History has a brutal lesson for this moment. The railroad boom of the 1840s? The telegraph craze in the 1860s? The internet bubble of the late 1990s? In each case, the underlying technology was genuinely world-changing. But the early infrastructure investors overpaid by an order of magnitude. They bought tracks when they should have bought the goods moving on them.
The biggest winners of the internet weren’t the fiber-optic cable layers. They were the application builders who didn’t arrive until the hangover was over.
Let me be direct: the current AI frenzy is less about intelligence and more about infrastructure providers extracting a tax on corporate FOMO. Every enterprise that rushes to buy GPUs and rent cloud compute is paying a premium for shiny shovels while the real gold lies hidden in the applications that will come later.
I saw this firsthand in 1999. My mentor at the time was a telecom analyst who warned that the fiber being laid under every street was real, but the companies laying it would go bankrupt. He was right. The actual value was captured a decade later by Netflix, Amazon Web Services, and Spotify—builders who used that infrastructure to create platforms no one had imagined.
Here’s the twist: the AI technology today is absolutely transformative. That’s what makes this paradox so painful. The revolution is real, yet the capital deployment is completely detached from near-term economic reality. You can be right about the future and still lose everything by buying in at the wrong stage.

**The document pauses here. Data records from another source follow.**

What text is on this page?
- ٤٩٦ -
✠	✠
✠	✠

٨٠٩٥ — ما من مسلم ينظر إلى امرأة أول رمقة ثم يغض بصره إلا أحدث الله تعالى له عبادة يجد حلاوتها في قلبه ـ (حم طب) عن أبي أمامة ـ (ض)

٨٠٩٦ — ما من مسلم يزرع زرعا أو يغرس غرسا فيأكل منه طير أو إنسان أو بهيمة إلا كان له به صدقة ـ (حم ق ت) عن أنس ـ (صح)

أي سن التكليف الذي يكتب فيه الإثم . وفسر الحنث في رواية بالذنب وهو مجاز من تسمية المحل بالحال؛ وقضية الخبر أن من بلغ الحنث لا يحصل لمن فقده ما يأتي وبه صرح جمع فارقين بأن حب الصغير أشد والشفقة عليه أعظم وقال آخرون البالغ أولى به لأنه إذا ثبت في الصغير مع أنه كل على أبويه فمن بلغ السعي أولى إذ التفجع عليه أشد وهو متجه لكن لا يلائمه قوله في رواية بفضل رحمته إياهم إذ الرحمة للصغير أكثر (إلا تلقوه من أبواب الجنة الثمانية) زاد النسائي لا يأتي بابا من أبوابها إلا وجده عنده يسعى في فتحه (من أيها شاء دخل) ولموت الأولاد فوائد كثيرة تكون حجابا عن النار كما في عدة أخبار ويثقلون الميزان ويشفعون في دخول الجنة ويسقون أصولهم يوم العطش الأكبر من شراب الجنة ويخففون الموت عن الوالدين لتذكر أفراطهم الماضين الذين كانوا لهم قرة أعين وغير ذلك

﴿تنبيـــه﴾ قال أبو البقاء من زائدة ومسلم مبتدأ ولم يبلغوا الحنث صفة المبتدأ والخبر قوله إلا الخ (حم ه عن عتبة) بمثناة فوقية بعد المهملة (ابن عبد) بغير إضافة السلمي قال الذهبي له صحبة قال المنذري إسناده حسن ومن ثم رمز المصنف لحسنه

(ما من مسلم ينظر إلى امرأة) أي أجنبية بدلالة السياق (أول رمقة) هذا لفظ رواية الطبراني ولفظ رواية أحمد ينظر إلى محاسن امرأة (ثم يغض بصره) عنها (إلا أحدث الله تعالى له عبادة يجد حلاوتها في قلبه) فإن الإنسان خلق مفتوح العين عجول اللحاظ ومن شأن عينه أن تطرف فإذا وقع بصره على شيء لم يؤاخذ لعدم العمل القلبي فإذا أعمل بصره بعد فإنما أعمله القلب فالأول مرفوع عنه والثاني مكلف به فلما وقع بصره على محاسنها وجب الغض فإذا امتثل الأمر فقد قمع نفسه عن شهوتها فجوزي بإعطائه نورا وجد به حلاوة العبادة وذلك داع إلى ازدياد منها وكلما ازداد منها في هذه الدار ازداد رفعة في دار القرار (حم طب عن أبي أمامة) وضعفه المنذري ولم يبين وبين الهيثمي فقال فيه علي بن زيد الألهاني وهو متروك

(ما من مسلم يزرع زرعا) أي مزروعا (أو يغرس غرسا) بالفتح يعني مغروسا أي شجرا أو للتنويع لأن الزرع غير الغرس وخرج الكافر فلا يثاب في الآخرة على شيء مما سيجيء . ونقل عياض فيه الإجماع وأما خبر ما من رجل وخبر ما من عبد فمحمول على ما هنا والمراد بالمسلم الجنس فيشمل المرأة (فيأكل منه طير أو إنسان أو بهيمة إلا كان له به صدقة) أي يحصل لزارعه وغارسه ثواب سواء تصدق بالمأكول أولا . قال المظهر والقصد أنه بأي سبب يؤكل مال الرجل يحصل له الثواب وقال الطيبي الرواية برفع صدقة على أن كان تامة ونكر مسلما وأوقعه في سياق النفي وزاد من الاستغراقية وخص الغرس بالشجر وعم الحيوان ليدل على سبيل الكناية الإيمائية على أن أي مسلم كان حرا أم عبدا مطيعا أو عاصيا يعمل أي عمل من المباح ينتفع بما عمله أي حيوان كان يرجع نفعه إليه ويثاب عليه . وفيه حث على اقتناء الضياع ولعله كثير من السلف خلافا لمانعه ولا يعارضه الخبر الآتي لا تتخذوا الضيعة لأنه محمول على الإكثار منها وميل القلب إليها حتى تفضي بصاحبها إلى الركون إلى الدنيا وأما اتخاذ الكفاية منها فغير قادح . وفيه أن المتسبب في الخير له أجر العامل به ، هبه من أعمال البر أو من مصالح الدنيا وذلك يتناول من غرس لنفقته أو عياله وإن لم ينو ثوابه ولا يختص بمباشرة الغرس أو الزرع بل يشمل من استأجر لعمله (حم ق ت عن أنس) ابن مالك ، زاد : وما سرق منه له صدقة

Stop investing in picks and shovels. Start looking for the people who will build the cities.
The smart money right now isn’t chasing the latest GPU allocation. It’s studying where the real application-layer value will emerge—the companies that will use AI to solve specific, painful problems for businesses and consumers. Those second movers won’t arrive for 18 to 36 months. But when they do, they won’t be paying the compute tax. They’ll be collecting it.

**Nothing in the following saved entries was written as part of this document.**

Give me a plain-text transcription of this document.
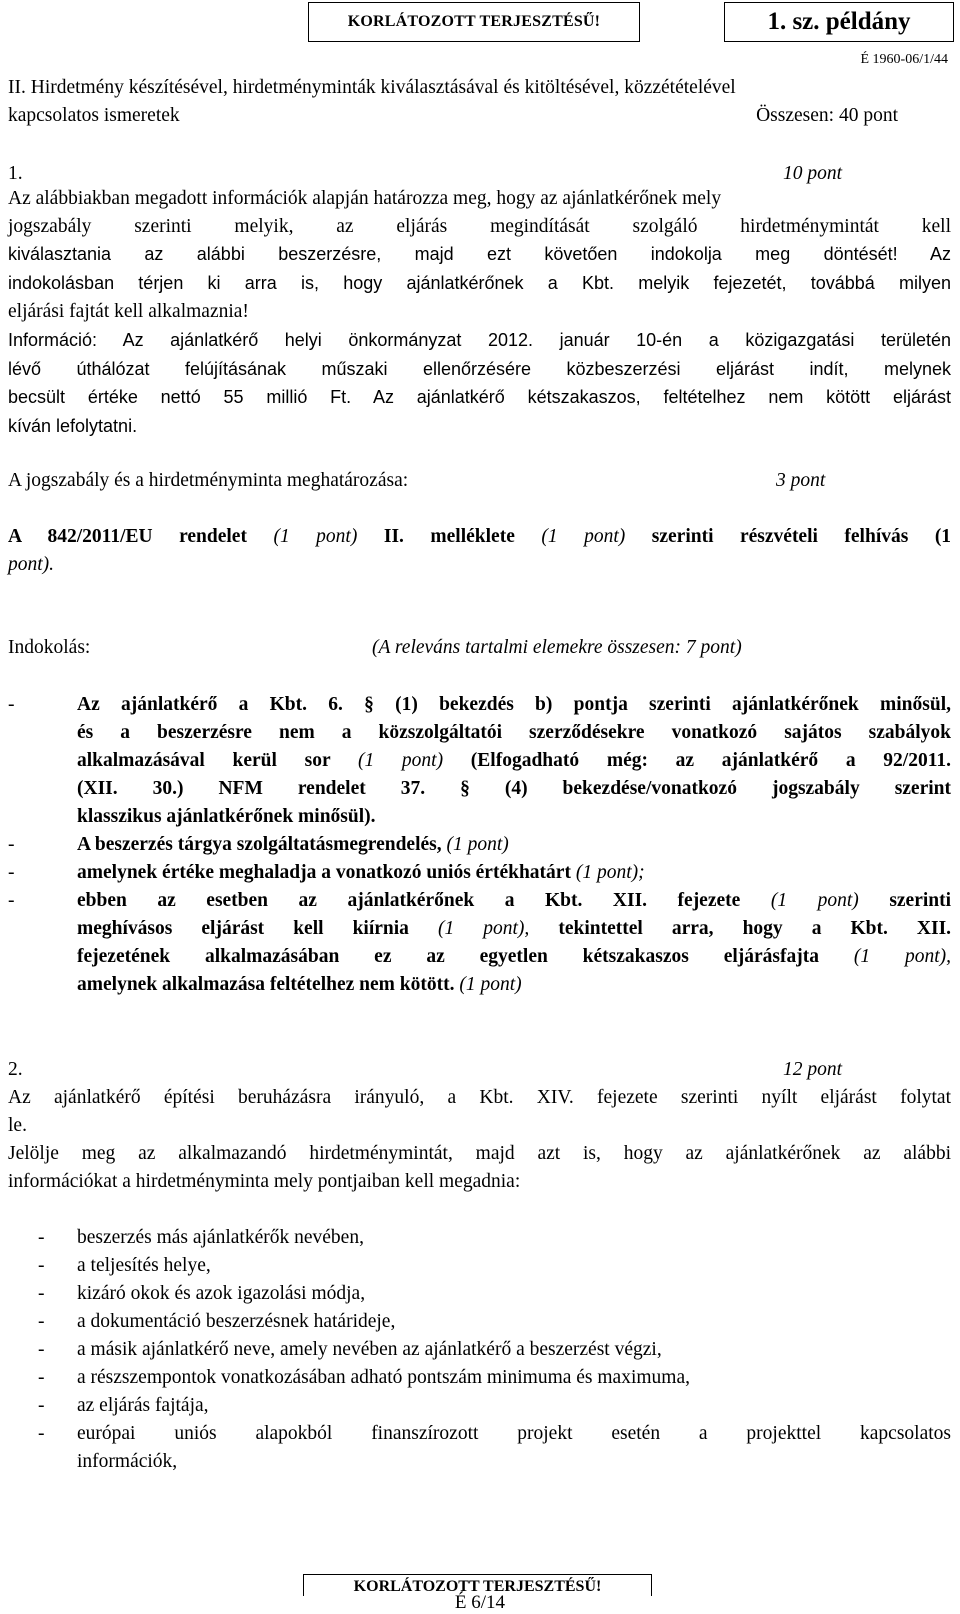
KORLÁTOZOTT TERJESZTÉSŰ!	1. sz. példány
É 1960-06/1/44
II. Hirdetmény készítésével, hirdetményminták kiválasztásával és kitöltésével, közzétételével
kapcsolatos ismeretek	Összesen: 40 pont
1.	10 pont
Az alábbiakban megadott információk alapján határozza meg, hogy az ajánlatkérőnek mely
jogszabály szerinti melyik, az eljárás megindítását szolgáló hirdetménymintát kell
kiválasztania az alábbi beszerzésre, majd ezt követően indokolja meg döntését! Az
indokolásban térjen ki arra is, hogy ajánlatkérőnek a Kbt. melyik fejezetét, továbbá milyen
eljárási fajtát kell alkalmaznia!
Információ: Az ajánlatkérő helyi önkormányzat 2012. január 10-én a közigazgatási területén
lévő úthálózat felújításának műszaki ellenőrzésére közbeszerzési eljárást indít, melynek
becsült értéke nettó 55 millió Ft. Az ajánlatkérő kétszakaszos, feltételhez nem kötött eljárást
kíván lefolytatni.
A jogszabály és a hirdetményminta meghatározása:	3 pont
A 842/2011/EU rendelet (1 pont) II. melléklete (1 pont) szerinti részvételi felhívás (1
pont).
Indokolás:	(A releváns tartalmi elemekre összesen: 7 pont)
-	Az ajánlatkérő a Kbt. 6. § (1) bekezdés b) pontja szerinti ajánlatkérőnek minősül,
és a beszerzésre nem a közszolgáltatói szerződésekre vonatkozó sajátos szabályok
alkalmazásával kerül sor (1 pont) (Elfogadható még: az ajánlatkérő a 92/2011.
(XII. 30.) NFM rendelet 37. § (4) bekezdése/vonatkozó jogszabály szerint
klasszikus ajánlatkérőnek minősül).
-	A beszerzés tárgya szolgáltatásmegrendelés, (1 pont)
-	amelynek értéke meghaladja a vonatkozó uniós értékhatárt (1 pont);
-	ebben az esetben az ajánlatkérőnek a Kbt. XII. fejezete (1 pont) szerinti
meghívásos eljárást kell kiírnia (1 pont), tekintettel arra, hogy a Kbt. XII.
fejezetének alkalmazásában ez az egyetlen kétszakaszos eljárásfajta (1 pont),
amelynek alkalmazása feltételhez nem kötött. (1 pont)
2.	12 pont
Az ajánlatkérő építési beruházásra irányuló, a Kbt. XIV. fejezete szerinti nyílt eljárást folytat
le.
Jelölje meg az alkalmazandó hirdetménymintát, majd azt is, hogy az ajánlatkérőnek az alábbi
információkat a hirdetményminta mely pontjaiban kell megadnia:
- beszerzés más ajánlatkérők nevében,
- a teljesítés helye,
- kizáró okok és azok igazolási módja,
- a dokumentáció beszerzésnek határideje,
- a másik ajánlatkérő neve, amely nevében az ajánlatkérő a beszerzést végzi,
- a részszempontok vonatkozásában adható pontszám minimuma és maximuma,
- az eljárás fajtája,
- európai uniós alapokból finanszírozott projekt esetén a projekttel kapcsolatos
információk,
KORLÁTOZOTT TERJESZTÉSŰ!
É 6/14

So here’s my take: the AI infrastructure boom is a massive transfer of wealth from anxious investors to savvy hardware and cloud providers. The bubble will correct. The fundamentals will survive. And the biggest fortunes will be made by those who have the patience to wait for the real builders to show up.

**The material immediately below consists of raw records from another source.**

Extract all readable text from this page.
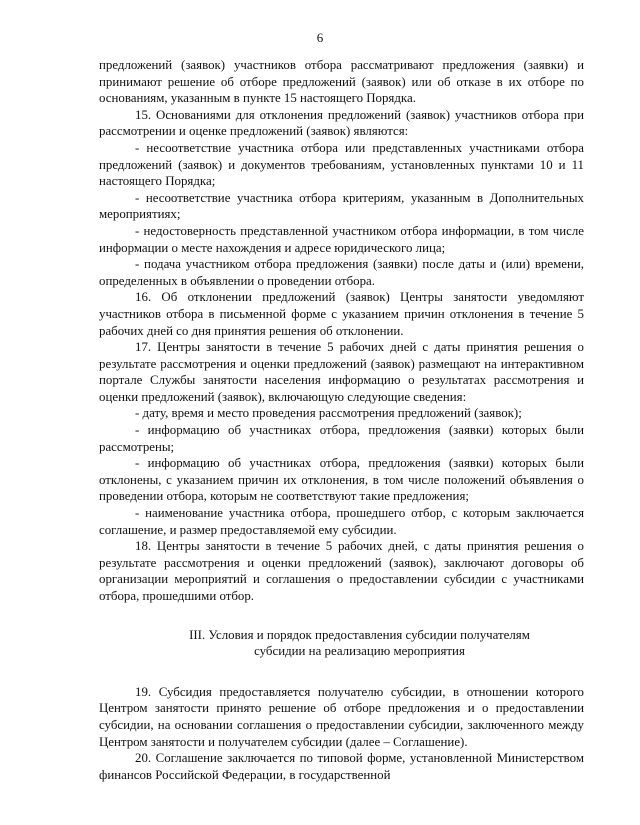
6

предложений (заявок) участников отбора рассматривают предложения (заявки) и принимают решение об отборе предложений (заявок) или об отказе в их отборе по основаниям, указанным в пункте 15 настоящего Порядка.

15. Основаниями для отклонения предложений (заявок) участников отбора при рассмотрении и оценке предложений (заявок) являются:

- несоответствие участника отбора или представленных участниками отбора предложений (заявок) и документов требованиям, установленных пунктами 10 и 11 настоящего Порядка;

- несоответствие участника отбора критериям, указанным в Дополнительных мероприятиях;

- недостоверность представленной участником отбора информации, в том числе информации о месте нахождения и адресе юридического лица;

- подача участником отбора предложения (заявки) после даты и (или) времени, определенных в объявлении о проведении отбора.

16. Об отклонении предложений (заявок) Центры занятости уведомляют участников отбора в письменной форме с указанием причин отклонения в течение 5 рабочих дней со дня принятия решения об отклонении.

17. Центры занятости в течение 5 рабочих дней с даты принятия решения о результате рассмотрения и оценки предложений (заявок) размещают на интерактивном портале Службы занятости населения информацию о результатах рассмотрения и оценки предложений (заявок), включающую следующие сведения:

- дату, время и место проведения рассмотрения предложений (заявок);

- информацию об участниках отбора, предложения (заявки) которых были рассмотрены;

- информацию об участниках отбора, предложения (заявки) которых были отклонены, с указанием причин их отклонения, в том числе положений объявления о проведении отбора, которым не соответствуют такие предложения;

- наименование участника отбора, прошедшего отбор, с которым заключается соглашение, и размер предоставляемой ему субсидии.

18. Центры занятости в течение 5 рабочих дней, с даты принятия решения о результате рассмотрения и оценки предложений (заявок), заключают договоры об организации мероприятий и соглашения о предоставлении субсидии с участниками отбора, прошедшими отбор.

III. Условия и порядок предоставления субсидии получателям
субсидии на реализацию мероприятия

19. Субсидия предоставляется получателю субсидии, в отношении которого Центром занятости принято решение об отборе предложения и о предоставлении субсидии, на основании соглашения о предоставлении субсидии, заключенного между Центром занятости и получателем субсидии (далее – Соглашение).

20. Соглашение заключается по типовой форме, установленной Министерством финансов Российской Федерации, в государственной
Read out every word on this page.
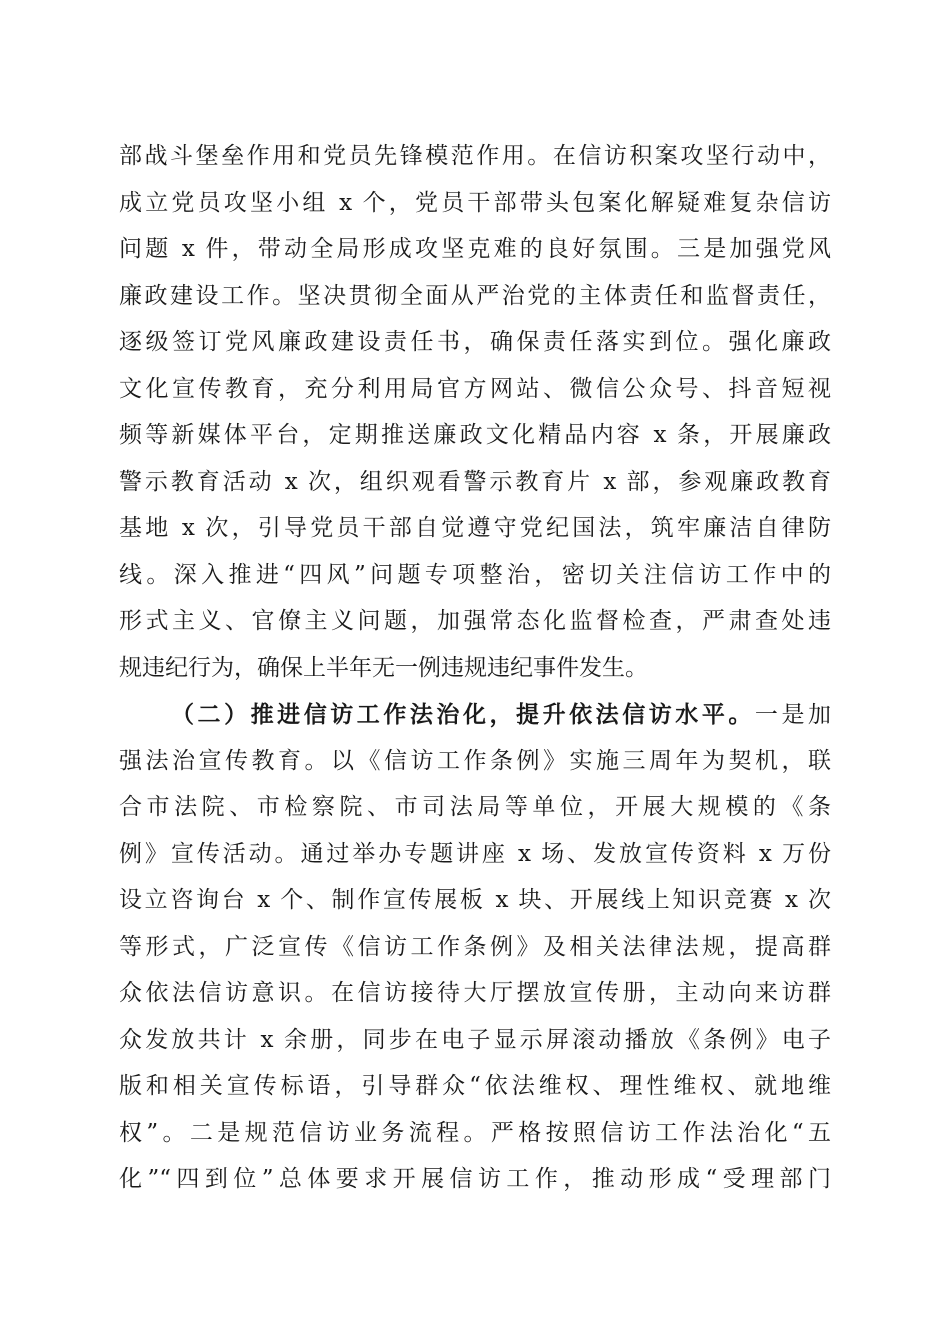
部战斗堡垒作用和党员先锋模范作用。在信访积案攻坚行动中，
成立党员攻坚小组 x 个，党员干部带头包案化解疑难复杂信访
问题 x 件，带动全局形成攻坚克难的良好氛围。三是加强党风
廉政建设工作。坚决贯彻全面从严治党的主体责任和监督责任，
逐级签订党风廉政建设责任书，确保责任落实到位。强化廉政
文化宣传教育，充分利用局官方网站、微信公众号、抖音短视
频等新媒体平台，定期推送廉政文化精品内容 x 条，开展廉政
警示教育活动 x 次，组织观看警示教育片 x 部，参观廉政教育
基地 x 次，引导党员干部自觉遵守党纪国法，筑牢廉洁自律防
线。深入推进“四风”问题专项整治，密切关注信访工作中的
形式主义、官僚主义问题，加强常态化监督检查，严肃查处违
规违纪行为，确保上半年无一例违规违纪事件发生。
（二）推进信访工作法治化，提升依法信访水平。一是加
强法治宣传教育。以《信访工作条例》实施三周年为契机，联
合市法院、市检察院、市司法局等单位，开展大规模的《条
例》宣传活动。通过举办专题讲座 x 场、发放宣传资料 x 万份
设立咨询台 x 个、制作宣传展板 x 块、开展线上知识竞赛 x 次
等形式，广泛宣传《信访工作条例》及相关法律法规，提高群
众依法信访意识。在信访接待大厅摆放宣传册，主动向来访群
众发放共计 x 余册，同步在电子显示屏滚动播放《条例》电子
版和相关宣传标语，引导群众“依法维权、理性维权、就地维
权”。二是规范信访业务流程。严格按照信访工作法治化“五
化”“四到位”总体要求开展信访工作，推动形成“受理部门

You’re not crazy to feel torn. But now you know which side of history you want to be on.
FAQ
Q: Are you saying AI is a bubble and we should avoid it entirely?
A: No. I'm saying the technology is real, but the current infrastructure investment frenzy is detached from near-term reality. The value will shift to applications in 2-3 years. Avoid overpaying for commoditized compute; position for the application layer.
Q: What's the practical implication for my portfolio or business strategy?
A: Stop allocating capital to GPU farms, cloud credits, or generic AI infrastructure. Instead, fund or invest in narrow AI applications that solve specific, high-value problems—like automated contract analysis, medical diagnostics, or supply chain optimization.
Q: But what if this time is different? AI could be bigger than the internet.
A: Every boom thinks it's different. The internet was bigger than railroads, yet the infrastructure investors still got crushed. The pattern holds: the more transformative the tech, the bigger the over-investment in infrastructure, and the more dramatic the shakeout. History doesn't repeat exactly, but it rhymes.